Adding New Scoring Methods

The following steps should be sufficient to define and make available a new scoring method.

  1. Add a new entry to the bioscape/sources/score/Resources/methods.txt file in the bsadmin distribution.
  2. Add new templates for scoring to the appropriate subdirectory of the bioscape/sql directory. For example, for a result score, add importdb-N.sql.in to the bioscape/sql/resultscore directory for a method called N.
  3. Create a new record in the text_method table. In PostgreSQL this can be done using a COPY command together with a file containing new lines from the methods.txt file.

Adding New Search Result Types

Defining new kinds of search results involves a number of modifications:

  1. Add a constant in bioscape.constants (found in bsadmin) for the new search result type if appropriate. For example...
    text_termtype_gene_ontology_term = 13

    ...for predefined search result types, or...

    text_termid_chromosome = -3
    ...for speculative search result types.
  2. Add infrastructure to acquire and to emit the results, such as classes in modules within the bsindex.search package (found in bsindex). Such classes may include a phrase class in bsindex.search.phrases and a policy class in bsindex.search.policies, if the data of interest is found in an unconventional way.
  3. Add convenience functions to the bsindex.search package.
  4. Modify the bsindex_quickstart.py script (in bsindex) to configure the export of an appropriate search cache for the new result type, or to create a new search cache for the new type.
  5. The database import template should not normally need modifying but can be found in the bioscape/sql/search directory (in the bsadmin distribution).
  6. Add a translation for the constant in the bsweb/Resources/translations.xml file (in the bsweb distribution).

Adding New Data Sources and Types

Defining new kinds of data types involves a number of modifications:

  1. Add a new data source module. For example, for a "pure data" source (in bsadmin) involving only the database:
    bioscape.sources.chebi

    For a "data plus indexed text" source (in bsindex):

    bsindex.sources.pmcweb
    This involves the usual creation of a Python package at the appropriate place in the directory hierarchy and with an __init__.py file to indicate that a package (or subpackage) is present.
  2. Define a module which retrieves data from the actual source:
    bioscape.sources.chebi.download
  3. Define a module which parses the downloaded data:
    bioscape.sources.chebi.parse
  4. Add templates to implement the database schema for the data type, along with templates which support the import and update of such data. For example, within the bioscape/sql/chebi directory:
      init.sql.in
      drop.sql.in
      init-constraints.sql.in
      drop-constraints.sql.in
      import.sql.in
  5. Define configuration settings for the locations and details used in the above modules.
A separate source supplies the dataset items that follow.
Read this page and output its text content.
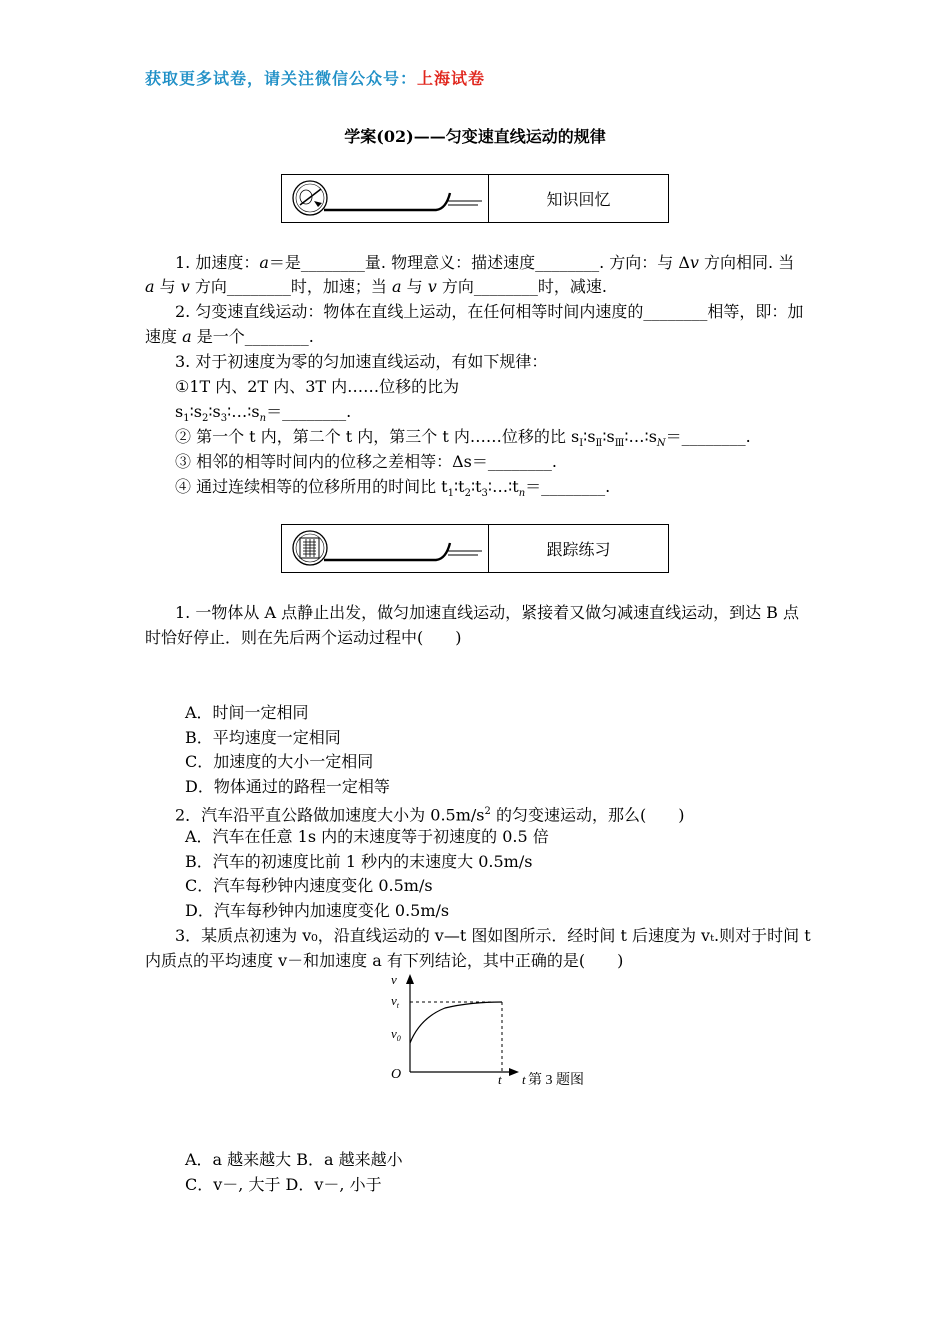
获取更多试卷，请关注微信公众号：上海试卷
学案(02)——匀变速直线运动的规律
知识回忆
1. 加速度：a＝是________量. 物理意义：描述速度________. 方向：与 Δv 方向相同. 当
a 与 v 方向________时，加速；当 a 与 v 方向________时，减速.
2. 匀变速直线运动：物体在直线上运动，在任何相等时间内速度的________相等，即：加
速度 a 是一个________.
3. 对于初速度为零的匀加速直线运动，有如下规律：
①1T 内、2T 内、3T 内……位移的比为
$s_1∶s_2∶s_3∶\dots∶s_n=\_\_\_\_\_\_\_\_$.
② 第一个 t 内，第二个 t 内，第三个 t 内……位移的比 $s_Ⅰ∶s_Ⅱ∶s_Ⅲ∶\dots∶s_N=\_\_\_\_\_\_\_\_$.
③ 相邻的相等时间内的位移之差相等：Δs＝________.
④ 通过连续相等的位移所用的时间比 $t_1∶t_2∶t_3∶\dots∶t_n=\_\_\_\_\_\_\_\_$.
跟踪练习
1. 一物体从 A 点静止出发，做匀加速直线运动，紧接着又做匀减速直线运动，到达 B 点
时恰好停止．则在先后两个运动过程中(　　)
A．时间一定相同
B．平均速度一定相同
C．加速度的大小一定相同
D．物体通过的路程一定相等
2．汽车沿平直公路做加速度大小为 $0.5m/s^2$ 的匀变速运动，那么(　　)
A．汽车在任意 1s 内的末速度等于初速度的 0.5 倍
B．汽车的初速度比前 1 秒内的末速度大 0.5m/s
C．汽车每秒钟内速度变化 0.5m/s
D．汽车每秒钟内加速度变化 0.5m/s
3．某质点初速为 v₀，沿直线运动的 v—t 图如图所示．经时间 t 后速度为 vₜ.则对于时间 t
内质点的平均速度 v－和加速度 a 有下列结论，其中正确的是(　　)
v
$v_t$
$v_0$
O	t t 第 3 题图
A．a 越来越大 B．a 越来越小
C．v－, 大于 D．v－, 小于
For example...
      chebi_ftp_address
      chebi_data_directory
  6. Add functions to the scripts/bioscape_quickstart.py script to support the new data type.

See the Bioscape Data Sources document for more information about the structure of data sources.

Adding New Word Lists for Searching

New lists of words which shall be searched as part of finding contextual information can be added as follows:

  1. Define a list of words in the Resources subdirectory of the bioscape.sources.bioentities package.
  2. Write a database template to import the data into the appropriate tables. For example, in the bioscape/sql/bioentities directory:
      import-adjectives-pgsql.sql.in
    This will make the new search terms available.
  3. The search result type can then be added as described above.

Database Constants

Some constant values stored in the database are referenced explicitly in various parts of the software. For such values, it is most convenient to define them in the bioscape.constants module and to reference them in the database templates used to initialise and populate the database.

Other kinds of values may not be referenced in the source code in this way, and may also belong to data sets which may change over time (thus being only the initial values in a data set, rather than true constants). Such values should instead be defined in files which are used to import data into the database.